Question

A metallic rod of ′L′ length is rotated with angular frequency of \[\omega \] with one end hinged at the center and the other end at the circumference of a circular metallic ring of radius L about an axis passing through the center and perpendicular to the plane of the ring. A constant and uniform magnetic field B parallel to the axis is present everywhere. Deduce the expression for the emf between the center and the metallic ring.

Answer 1

Hint:Calculate the induced emf in the rod as it moves through a magnetic field.

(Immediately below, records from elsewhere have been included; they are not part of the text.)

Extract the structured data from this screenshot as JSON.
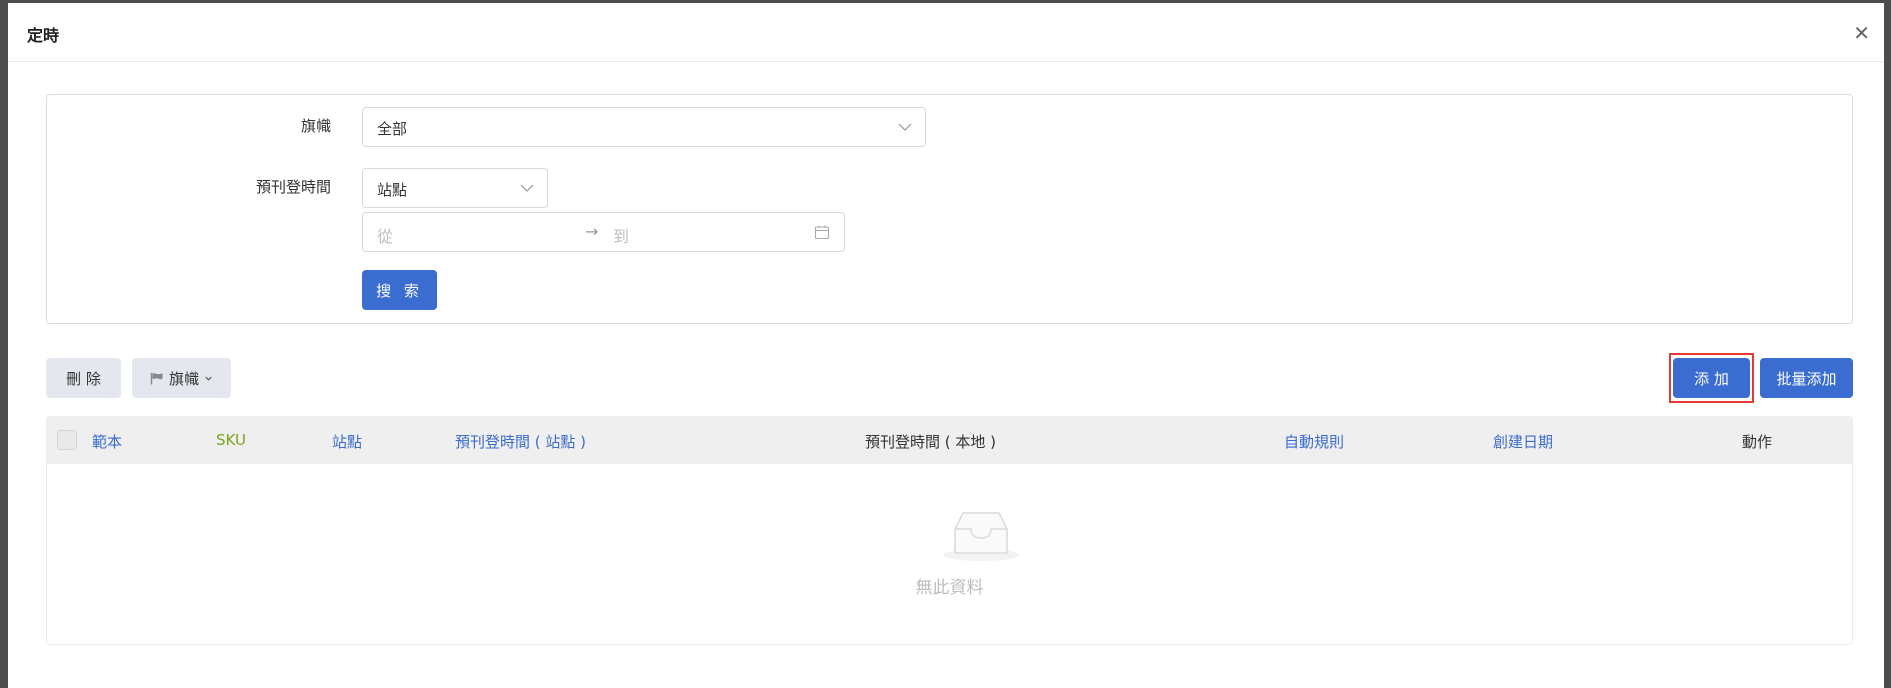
{
  "modal": {
    "title": "定時",
    "close_icon": "close-icon"
  },
  "filter": {
    "flag_label": "旗幟",
    "flag_value": "全部",
    "schedule_label": "預刊登時間",
    "timezone_value": "站點",
    "date_from_placeholder": "從",
    "date_arrow": "→",
    "date_to_placeholder": "到",
    "search_label": "搜 索"
  },
  "toolbar": {
    "delete_label": "刪 除",
    "flag_menu_label": "旗幟",
    "add_label": "添 加",
    "batch_add_label": "批量添加"
  },
  "table": {
    "columns": [
      "範本",
      "SKU",
      "站點",
      "預刊登時間 ( 站點 )",
      "預刊登時間 ( 本地 )",
      "自動規則",
      "創建日期",
      "動作"
    ],
    "empty_text": "無此資料"
  },
  "colors": {
    "primary": "#3b6ccf",
    "highlight": "#e53935",
    "sku": "#7aa51c"
  }
}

Assume that the rod is moving with a velocity \[v=\omega L\] . Consider an emf on some length \[dl\] of the rod and then integrate this length to the total length of the rod. The radius of the ring is equal to L.

Complete step by step solution:
Since all the points on the rod are moving in the direction perpendicular to the magnetic field as a result, a small amount of emf will be induced in the rod.
This induced emf will be:
\[\varepsilon =B vL\]
Where \[\varepsilon \] is the induced emf
\[B \] is the uniform magnetic field
\[v\] is the linear velocity of the rod
\[L\] is the length of the rod
Consider a small length \[dl\] on the rod at some distance from the center,
The emf induced on this small portion will be given as:
\[d\varepsilon =B vdl\]
Where \[d\varepsilon \] is the emf induced on length \[dl\]
Now we know that, \[v=\omega l\]
\[\Rightarrow d\varepsilon =B\omega ldl\]
Since the length of rod is L, therefore the total emf will be given as:
\[\Rightarrow \varepsilon =\int\limits_{0}^{L}{B\omega ldl}\]
\[\Rightarrow \varepsilon =\dfrac{B\omega {{L}^{2}}}{2}\]
\[\Rightarrow \varepsilon =\dfrac{B\omega {{L}^{2}}}{2}\] is the emf between the center and the metallic ring.

Note: Any rod moving with a certain velocity in some magnetic field perpendicular to the velocity of the rod will always experience an induced emf which results due to its motion. Thus, any rod moving parallel to Earth’s surface and is vertical with respect to the Earth’s surface experiences an induced due to the magnetic field of Earth and the velocity of rod. Though this velocity is very small it can be detected.